Several studies have shown COX and PGs play a role in cell growth, survival, migration/invasion and angiogenesis of tumour cells. Accumulating evidence suggests that the increase in overexpression of COX-2 and PGE2 in human glioma is associated with poor prognosis and tumour progression [11, 12].
Ibuprofen (IBP) belongs to the group of NSAIDs, and is a potent COX-1 and COX-2 inhibitor. Besides its widespread use in the treatment of inflammatory diseases, it has been shown that IBP may be effective in the treatment and/or prevention of cancers including prostate and colorectal cancer [13–15].

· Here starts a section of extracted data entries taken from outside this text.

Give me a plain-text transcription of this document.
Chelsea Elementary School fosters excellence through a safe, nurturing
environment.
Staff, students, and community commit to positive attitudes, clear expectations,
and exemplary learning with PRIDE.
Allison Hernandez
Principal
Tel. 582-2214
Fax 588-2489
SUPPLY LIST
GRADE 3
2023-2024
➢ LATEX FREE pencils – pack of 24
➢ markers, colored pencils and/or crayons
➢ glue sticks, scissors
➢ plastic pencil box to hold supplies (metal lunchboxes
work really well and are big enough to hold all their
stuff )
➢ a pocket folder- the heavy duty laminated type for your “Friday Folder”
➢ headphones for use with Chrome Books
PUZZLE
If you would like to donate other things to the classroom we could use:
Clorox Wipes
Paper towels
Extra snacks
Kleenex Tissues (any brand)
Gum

However, the effect of IBP treatment in GBM has not been widely investigated. Recent studies from our laboratory have shown novel ruthenium-containing IBP complexes have significant effects on glioma cell proliferation and apoptosis [16, 17]. In this study, we aimed to assess the potential effects of IBP on tumour cell proliferation, migration and apoptosis in T98G human glioma cells. The effect of the addition of exogenous PGE1 and PGE2 to the cells was also studied. PGE1 was compared with PGE2 as it has been reported to interact not only with the EP receptors EP3 and EP4 but also with the IP receptor, while PGE2 can interact with all four EP receptors. The cellular response to PGE1 and PGE2 depends on both the expression of receptors and the synthetic capacity of the individual tissue .
The study aimed to test the importance of PGE1 and PGE2 metabolism to the proliferative and apoptotic indices of T98G glioma cells. Since prostanoids are also involved in cell migration the effect of IBP, PGE1 and PGE2 on the migratory capacity of the cells was investigated using two migration assays.